Мальчику хотелось опять возразить: он – Омрыкай, всегда был Омрыкаем, но по напряжённым лицам матери и отца понял, что они очень боятся услышать именно это.
Мальчик приложил руку к груди Пойгина и впервые за этот вечер слабо улыбнулся.
– Я тоже слышу твоё сердце…
– Ну, и каким оно тебе кажется, Тильмытиль? – подчёркнуто весело спросил Пойгин.
– Ровно стучит, гулко стучит.
– Ну вот и хорошо, что ты откликнулся на новое имя.
– Почему никто из вас ничего не ест? – спросил переименованный в Тильмытиля и опять уронил на шкуры голову, почувствовав огромную слабость.
– Наконец он попросил есть! – воскликнула Пэпэв.
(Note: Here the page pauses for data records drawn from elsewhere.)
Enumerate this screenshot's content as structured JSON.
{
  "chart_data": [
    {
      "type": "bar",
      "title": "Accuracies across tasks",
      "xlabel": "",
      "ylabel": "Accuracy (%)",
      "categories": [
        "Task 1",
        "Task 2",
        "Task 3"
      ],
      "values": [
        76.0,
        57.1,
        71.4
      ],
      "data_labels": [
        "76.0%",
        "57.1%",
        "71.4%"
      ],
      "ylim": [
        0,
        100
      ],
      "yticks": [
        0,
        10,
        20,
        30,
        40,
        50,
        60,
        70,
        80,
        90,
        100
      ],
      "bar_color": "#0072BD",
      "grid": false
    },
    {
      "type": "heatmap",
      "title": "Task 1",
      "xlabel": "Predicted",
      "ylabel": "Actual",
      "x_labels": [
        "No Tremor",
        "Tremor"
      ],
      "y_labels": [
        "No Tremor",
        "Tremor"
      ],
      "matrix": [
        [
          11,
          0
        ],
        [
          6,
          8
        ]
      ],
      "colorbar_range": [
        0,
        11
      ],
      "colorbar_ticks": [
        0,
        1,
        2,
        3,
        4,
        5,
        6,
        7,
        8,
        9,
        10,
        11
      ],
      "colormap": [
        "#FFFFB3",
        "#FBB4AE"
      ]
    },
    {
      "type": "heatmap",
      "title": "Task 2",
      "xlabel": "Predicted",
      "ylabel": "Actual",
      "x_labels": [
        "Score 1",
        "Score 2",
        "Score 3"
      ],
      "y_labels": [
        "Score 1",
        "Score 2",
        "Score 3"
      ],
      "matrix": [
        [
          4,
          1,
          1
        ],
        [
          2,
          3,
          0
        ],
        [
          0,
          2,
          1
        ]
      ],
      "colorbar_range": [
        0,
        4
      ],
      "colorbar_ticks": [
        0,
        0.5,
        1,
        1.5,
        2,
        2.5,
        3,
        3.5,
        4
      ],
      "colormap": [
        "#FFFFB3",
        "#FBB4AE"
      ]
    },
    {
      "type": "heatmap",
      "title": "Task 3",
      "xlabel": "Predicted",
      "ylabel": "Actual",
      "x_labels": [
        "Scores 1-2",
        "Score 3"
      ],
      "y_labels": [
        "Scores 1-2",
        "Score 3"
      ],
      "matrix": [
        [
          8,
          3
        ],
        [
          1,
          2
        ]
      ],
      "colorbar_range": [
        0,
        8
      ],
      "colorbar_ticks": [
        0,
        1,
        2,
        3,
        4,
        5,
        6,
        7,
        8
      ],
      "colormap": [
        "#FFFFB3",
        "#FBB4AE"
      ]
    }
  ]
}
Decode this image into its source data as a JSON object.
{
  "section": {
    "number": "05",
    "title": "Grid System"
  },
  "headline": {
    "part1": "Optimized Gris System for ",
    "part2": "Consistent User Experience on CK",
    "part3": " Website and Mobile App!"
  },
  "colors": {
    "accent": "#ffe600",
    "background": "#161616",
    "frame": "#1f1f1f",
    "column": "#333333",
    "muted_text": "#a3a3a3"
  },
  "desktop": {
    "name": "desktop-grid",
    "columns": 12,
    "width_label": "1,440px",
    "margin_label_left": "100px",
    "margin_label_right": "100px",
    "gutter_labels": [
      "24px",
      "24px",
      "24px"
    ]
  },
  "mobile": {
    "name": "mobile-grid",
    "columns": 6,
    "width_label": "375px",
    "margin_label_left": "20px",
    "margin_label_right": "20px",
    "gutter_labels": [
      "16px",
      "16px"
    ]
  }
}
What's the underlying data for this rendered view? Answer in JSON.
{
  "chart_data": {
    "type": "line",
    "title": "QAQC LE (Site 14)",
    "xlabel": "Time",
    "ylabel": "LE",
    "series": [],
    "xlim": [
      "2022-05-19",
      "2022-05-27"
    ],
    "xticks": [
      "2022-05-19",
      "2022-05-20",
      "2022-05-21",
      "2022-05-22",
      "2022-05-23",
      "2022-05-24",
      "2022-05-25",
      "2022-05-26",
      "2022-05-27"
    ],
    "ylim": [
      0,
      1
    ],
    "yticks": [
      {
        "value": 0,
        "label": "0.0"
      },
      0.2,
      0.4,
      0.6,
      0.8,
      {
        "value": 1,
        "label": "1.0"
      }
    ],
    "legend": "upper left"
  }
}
Майна-Воопка неуверенно посмотрел на жену:
– Разве он попросил?
– Да, я, кажется, хочу есть, – сказал Тильмытиль, поворачиваясь на бок.
И начался в пологе пир. Тильмытилю дали кусочек оленьего языка. Сначала мальчик обмер, подумав, что это язык Чернохвостика, но Кукэну понял его, сказал с шутливой укоризной:
– Ай-я-яй, не может отличить язык чимнэ от языка пээчвака.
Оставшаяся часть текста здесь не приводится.